Trend Micro Releases New Report on Email Threats

Trend Micro blocked 16.7 million high-risk email threats that slipped past webmail providers’ native filters. This amounts to an increase of nearly a third on 2019 figures.

The new statistics are provided by Trend Micro’s Cloud App Security (CAS), an API-based solution that provides second-layer protection for Microsoft Exchange Online, Gmail, and a host of other services.
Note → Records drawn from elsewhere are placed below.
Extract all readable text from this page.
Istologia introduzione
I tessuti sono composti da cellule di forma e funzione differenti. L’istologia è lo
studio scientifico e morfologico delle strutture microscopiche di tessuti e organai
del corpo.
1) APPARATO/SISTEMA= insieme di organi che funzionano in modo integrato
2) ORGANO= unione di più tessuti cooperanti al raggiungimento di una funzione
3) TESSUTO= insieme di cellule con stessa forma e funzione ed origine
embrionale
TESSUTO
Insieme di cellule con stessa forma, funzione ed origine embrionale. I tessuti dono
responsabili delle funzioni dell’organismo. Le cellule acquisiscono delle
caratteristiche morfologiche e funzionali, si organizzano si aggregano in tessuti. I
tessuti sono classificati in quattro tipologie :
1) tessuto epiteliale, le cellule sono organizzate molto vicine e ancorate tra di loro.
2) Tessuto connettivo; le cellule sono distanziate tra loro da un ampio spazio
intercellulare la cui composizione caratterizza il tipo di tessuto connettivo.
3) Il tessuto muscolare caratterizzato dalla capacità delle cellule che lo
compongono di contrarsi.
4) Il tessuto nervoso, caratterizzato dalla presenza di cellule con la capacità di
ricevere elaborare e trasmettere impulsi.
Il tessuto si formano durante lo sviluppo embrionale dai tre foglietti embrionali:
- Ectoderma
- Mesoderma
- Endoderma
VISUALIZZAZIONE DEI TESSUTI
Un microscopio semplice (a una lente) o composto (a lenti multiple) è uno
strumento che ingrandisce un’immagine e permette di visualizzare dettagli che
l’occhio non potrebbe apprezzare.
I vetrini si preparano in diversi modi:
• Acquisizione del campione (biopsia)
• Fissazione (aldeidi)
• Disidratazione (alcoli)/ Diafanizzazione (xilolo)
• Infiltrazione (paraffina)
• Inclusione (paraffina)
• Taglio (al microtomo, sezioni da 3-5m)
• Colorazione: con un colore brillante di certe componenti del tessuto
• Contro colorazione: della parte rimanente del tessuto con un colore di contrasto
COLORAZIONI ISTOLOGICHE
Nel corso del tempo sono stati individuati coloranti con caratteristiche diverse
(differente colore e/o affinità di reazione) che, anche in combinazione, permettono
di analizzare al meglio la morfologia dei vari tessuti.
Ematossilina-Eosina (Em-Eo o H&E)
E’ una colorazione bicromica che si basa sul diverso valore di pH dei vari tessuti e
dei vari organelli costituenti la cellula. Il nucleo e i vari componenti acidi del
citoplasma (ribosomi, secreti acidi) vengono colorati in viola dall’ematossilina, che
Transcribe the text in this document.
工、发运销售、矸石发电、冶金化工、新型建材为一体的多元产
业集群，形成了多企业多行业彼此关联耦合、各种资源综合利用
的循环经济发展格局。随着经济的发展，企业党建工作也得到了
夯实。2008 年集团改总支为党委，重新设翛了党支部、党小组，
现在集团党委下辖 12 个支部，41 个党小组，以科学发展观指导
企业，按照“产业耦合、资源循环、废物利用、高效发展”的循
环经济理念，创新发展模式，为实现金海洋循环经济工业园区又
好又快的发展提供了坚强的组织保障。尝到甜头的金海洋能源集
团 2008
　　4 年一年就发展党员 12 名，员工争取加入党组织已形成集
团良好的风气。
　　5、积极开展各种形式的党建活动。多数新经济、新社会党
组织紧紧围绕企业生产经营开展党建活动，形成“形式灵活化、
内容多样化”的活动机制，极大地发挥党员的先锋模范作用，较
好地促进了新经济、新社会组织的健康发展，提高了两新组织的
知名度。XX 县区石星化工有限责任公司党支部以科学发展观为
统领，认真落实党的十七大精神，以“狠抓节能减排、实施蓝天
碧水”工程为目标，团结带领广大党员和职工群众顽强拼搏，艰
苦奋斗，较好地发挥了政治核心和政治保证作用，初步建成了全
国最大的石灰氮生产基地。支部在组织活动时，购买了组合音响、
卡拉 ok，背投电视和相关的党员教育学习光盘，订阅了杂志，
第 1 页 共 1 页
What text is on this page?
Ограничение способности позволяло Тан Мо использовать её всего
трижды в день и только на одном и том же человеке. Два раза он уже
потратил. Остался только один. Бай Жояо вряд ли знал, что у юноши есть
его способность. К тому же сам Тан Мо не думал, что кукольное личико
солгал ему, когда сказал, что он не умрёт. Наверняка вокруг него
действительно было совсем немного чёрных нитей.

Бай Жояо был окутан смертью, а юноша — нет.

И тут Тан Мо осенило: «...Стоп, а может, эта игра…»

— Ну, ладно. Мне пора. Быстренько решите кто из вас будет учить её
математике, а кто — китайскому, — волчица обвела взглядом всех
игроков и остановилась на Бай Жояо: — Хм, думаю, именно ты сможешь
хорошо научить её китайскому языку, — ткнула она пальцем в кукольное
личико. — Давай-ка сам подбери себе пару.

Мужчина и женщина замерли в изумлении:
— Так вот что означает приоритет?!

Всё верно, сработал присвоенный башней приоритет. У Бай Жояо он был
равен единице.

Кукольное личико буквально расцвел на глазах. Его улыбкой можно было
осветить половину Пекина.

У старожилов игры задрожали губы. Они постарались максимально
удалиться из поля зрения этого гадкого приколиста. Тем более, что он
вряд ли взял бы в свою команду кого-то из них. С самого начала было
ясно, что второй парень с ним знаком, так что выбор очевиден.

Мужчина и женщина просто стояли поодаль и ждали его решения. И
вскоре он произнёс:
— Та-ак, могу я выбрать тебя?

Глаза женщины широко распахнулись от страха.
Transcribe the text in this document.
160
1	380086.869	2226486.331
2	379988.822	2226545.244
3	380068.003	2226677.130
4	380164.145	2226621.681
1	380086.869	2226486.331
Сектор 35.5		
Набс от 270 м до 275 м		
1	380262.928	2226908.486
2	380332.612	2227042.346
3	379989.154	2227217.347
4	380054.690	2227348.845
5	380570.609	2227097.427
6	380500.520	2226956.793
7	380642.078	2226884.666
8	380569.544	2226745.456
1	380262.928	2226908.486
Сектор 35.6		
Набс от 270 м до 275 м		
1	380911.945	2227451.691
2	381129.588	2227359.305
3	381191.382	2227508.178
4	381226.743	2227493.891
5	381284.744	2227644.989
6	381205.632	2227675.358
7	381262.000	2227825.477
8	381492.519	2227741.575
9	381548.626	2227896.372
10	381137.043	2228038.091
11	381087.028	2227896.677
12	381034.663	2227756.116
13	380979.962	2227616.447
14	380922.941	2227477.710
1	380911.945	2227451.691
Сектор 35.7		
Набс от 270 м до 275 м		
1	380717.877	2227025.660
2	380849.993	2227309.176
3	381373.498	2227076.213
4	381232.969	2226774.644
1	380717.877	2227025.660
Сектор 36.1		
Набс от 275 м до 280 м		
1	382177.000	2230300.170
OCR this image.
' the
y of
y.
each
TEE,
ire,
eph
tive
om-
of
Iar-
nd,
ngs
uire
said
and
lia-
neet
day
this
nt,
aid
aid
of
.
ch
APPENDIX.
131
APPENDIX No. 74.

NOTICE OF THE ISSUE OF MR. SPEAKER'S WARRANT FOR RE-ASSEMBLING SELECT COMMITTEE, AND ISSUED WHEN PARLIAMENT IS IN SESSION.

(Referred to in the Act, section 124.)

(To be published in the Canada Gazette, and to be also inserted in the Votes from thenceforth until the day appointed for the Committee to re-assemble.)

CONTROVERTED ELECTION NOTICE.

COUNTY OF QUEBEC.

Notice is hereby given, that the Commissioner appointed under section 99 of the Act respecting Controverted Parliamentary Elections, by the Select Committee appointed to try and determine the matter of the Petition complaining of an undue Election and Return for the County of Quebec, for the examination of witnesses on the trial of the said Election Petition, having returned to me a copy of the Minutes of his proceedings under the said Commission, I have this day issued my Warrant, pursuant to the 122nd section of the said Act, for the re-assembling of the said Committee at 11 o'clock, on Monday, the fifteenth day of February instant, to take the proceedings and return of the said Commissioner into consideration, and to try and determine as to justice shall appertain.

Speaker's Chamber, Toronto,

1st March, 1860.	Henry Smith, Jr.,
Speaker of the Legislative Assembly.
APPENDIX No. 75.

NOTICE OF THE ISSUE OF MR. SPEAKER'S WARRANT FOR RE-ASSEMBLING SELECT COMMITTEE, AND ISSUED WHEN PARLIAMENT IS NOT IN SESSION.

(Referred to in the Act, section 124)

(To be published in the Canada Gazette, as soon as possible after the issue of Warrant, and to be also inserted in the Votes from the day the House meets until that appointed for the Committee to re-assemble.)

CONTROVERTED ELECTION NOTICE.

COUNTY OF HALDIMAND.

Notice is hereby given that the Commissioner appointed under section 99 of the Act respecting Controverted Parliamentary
Detections of malware, credential theft and phishing emails all recorded double-digit year-on-year increases in 2020, while BEC volumes dropped slightly.

Malware-laden emails

Trend Micro detected 1.1 million emails containing malware that would otherwise have appeared in users’ inboxes, up 16% on 2019 figures. These included many Emotet and Trickbot attacks which are often the precursor to targeted ransomware.

Phishing

Trend Micro intercepted over 6.9 million phishing emails in 2020, a 19% increase from the previous year. Discounting credential phishing, the number of threats in this category surged 41% over the period. COVID-19 was a common lure, as were big-name brands like Netflix that have become popular during the pandemic. Attackers were typically looking for personal and financial information to monetize.

Credential phishing

Trend Micro detected nearly 5.5 million attempts to steal users’ credentials that were allowed through by existing cloud native security filters. This was a 14% increase on 2019 and accounted for the vast majority of detected phishing emails. Attackers are increasingly supplementing these with phone-based vishing attacks.

Business email compromise (BEC)

Although BEC detections declined 18% year-on-year, average losses continue to rise — increasing 48% from the first to the second quarter of 2020.